THE PROBLEM WITH THE ‘NO CALORIES’ TRADEOFF:

Diet drinks contain next-to-no calories, because they use artificial sweeteners that are hundreds, sometimes thousands of times sweeter than sugar.

There is public concern about some sweeteners, with scientists across the world arguing that low-calorie substitutes may lead to weight gain and increase the risk of developing type 2 diabetes.

“A lot of people assume they must be healthy choices because they are not sugared beverages, but the critical thing for people to understand is we don’t have the evidence,” Prof Susan Swithers, from the US’s Purdue University told the BBC.

Typically, the different types of sweeteners used in diet drinks range from Aspartame, Saccharine and Stevia.

Aspartame is the sweetener most used in diet drinks, and is also the most controversial.

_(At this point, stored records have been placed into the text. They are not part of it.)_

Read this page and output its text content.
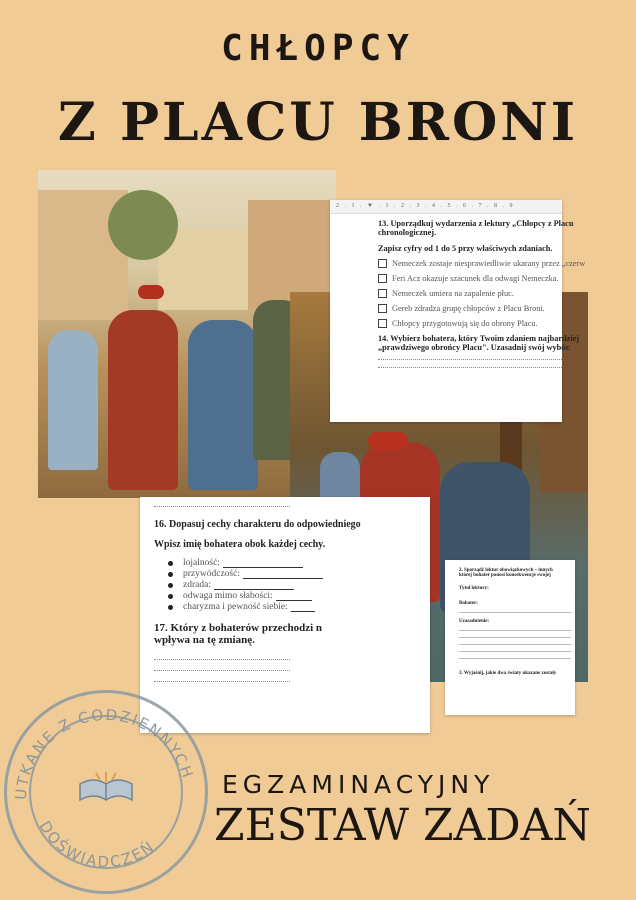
CHŁOPCY
Z PLACU BRONI
2 . 1 . ▼ . 1 . 2 . 3 . 4 . 5 . 6 . 7 . 8 . 9
13. Uporządkuj wydarzenia z lektury „Chłopcy z Placu
chronologicznej.
Zapisz cyfry od 1 do 5 przy właściwych zdaniach.
Nemeczek zostaje niesprawiedliwie ukarany przez „czerw
Feri Acz okazuje szacunek dla odwagi Nemeczka.
Nemeczek umiera na zapalenie płuc.
Gereb zdradza grupę chłopców z Placu Broni.
Chłopcy przygotowują się do obrony Placu.
14. Wybierz bohatera, który Twoim zdaniem najbardziej
„prawdziwego obrońcy Placu". Uzasadnij swój wybór.
16. Dopasuj cechy charakteru do odpowiedniego
Wpisz imię bohatera obok każdej cechy.
lojalność:
przywódczość:
zdrada:
odwaga mimo słabości:
charyzma i pewność siebie:
17. Który z bohaterów przechodzi n
wpływa na tę zmianę.
2. Sporządź lektur obowiązkowych – innych
której bohater ponosi konsekwencje swojej
Tytuł lektury:
Bohater:
Uzasadnienie:
3. Wyjaśnij, jakie dwa światy ukazane zostały
UTKANE Z CODZIENNYCH
DOŚWIADCZEŃ
EGZAMINACYJNY
ZESTAW ZADAŃ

At 200 times sweeter than sugar, it is used right across the world as a sugar substitute, including cereal, chewing gum and lollies.

“Diet drinks, despite having zero sugar and hardly any calories, actually taste far sweeter than regular soft-drinks,” nutritionist Kristen Beck told news.com.au.

“The problem is that the human brain aren’t set up to be able to deal with the

intensely-sweet, zero-calorie version of sweetness that artificial sweeteners provide.”